I might as well have held my tongue, for he could not understand a word; and as I shouted again and again I looked at him despairingly, for he was sitting on the thwart laughing, with the boat gliding downstream faster than I seemed to be able to swim, while I knew that I should never be able to overtake it, and that I was getting deeper in the water.

“Oh, if I could only make him understand!—if I could only make him understand!” I kept thinking, as I shouted again hoarsely; and this time he did seem to comprehend that something was wrong, for I saw him jump up and begin making signs to me. Then he shouted something, and I saw that he was about to jump in again as if to come to me.

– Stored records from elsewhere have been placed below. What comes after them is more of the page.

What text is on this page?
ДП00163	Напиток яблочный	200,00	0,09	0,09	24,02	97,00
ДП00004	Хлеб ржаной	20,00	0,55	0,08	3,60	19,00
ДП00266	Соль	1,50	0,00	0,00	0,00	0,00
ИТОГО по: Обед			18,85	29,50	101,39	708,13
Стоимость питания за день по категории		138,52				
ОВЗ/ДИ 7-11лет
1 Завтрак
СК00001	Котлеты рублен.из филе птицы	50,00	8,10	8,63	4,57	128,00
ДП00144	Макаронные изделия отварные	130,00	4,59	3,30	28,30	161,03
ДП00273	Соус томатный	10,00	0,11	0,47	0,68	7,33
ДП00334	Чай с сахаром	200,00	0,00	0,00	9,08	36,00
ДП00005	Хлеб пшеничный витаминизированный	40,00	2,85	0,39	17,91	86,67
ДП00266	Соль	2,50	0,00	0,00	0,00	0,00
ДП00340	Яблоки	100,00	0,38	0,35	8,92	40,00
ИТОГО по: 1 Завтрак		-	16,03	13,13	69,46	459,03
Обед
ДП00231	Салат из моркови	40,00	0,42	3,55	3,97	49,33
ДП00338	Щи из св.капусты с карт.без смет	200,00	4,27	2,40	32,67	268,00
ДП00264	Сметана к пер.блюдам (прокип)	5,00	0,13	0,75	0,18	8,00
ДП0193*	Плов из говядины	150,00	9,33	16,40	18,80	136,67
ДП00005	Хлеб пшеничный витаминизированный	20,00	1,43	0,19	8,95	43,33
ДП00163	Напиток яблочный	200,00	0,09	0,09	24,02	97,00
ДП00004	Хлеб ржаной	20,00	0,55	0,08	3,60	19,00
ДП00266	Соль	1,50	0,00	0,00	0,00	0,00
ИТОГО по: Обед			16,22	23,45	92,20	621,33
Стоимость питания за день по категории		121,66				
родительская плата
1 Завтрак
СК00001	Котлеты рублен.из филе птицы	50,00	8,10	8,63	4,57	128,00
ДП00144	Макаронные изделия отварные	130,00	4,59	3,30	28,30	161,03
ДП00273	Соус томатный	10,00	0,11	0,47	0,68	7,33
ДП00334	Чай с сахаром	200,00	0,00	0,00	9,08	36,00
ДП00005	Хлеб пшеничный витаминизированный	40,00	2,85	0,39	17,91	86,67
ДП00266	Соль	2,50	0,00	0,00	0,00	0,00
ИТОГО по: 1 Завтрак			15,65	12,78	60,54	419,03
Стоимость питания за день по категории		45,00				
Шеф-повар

But he stopped, and took up one of the oars, to begin rowing, but of course only to send the boat round. Then, as if puzzled, he put the oar over the other side, and rowed hard like that, to send the boat’s head in the other direction, repeating this again and again, and now standing up to shout to me.

I could not shout in return, only stare at him wildly, as he kept on making ineffective efforts to row to me, till all seemed to be over; the bright water and the beautiful green banks began to grow misty; and I knew that though I might keep struggling on for a few minutes, I should never reach the boat, and that he would never be able to row it to me.

I did not feel in much trouble nor get in any great alarm, for I suppose the severe exertion dulled everything, and robbed my sufferings of their poignancy as I still swam on more and more slowly, with my starting eyes fixed upon the boat still many yards away from me, and growing more and more dim as the water began to bubble about my lips.

All at once in front of me I saw the boy’s black figure rise up in the boat like a shadow. Then there was a splash and the water flashed up, and I knew he must be swimming toward me to help me; but I could not see that he had taken the rope in his teeth, after finding himself unable to row in my direction, and had essayed to swim to me and tug the boat in his wake.

This in so swift a stream was impossible, but his brave act saved my life, for he was able to hold his own by swimming hard till the current bore me down to him just as I was sinking; and my next recollection is of feeling myself clutched and my hand being raised to the edge of the boat, while one arm was about my waist.

The feeling of comparative security brought back my fleeting senses, and I made a convulsive clutch with the other hand at the gunwale; while the next thing I remember is feeling myself helped over the side by the boy, who had climbed in, and lying in the bottom with the sun beating down upon me—sick almost to death.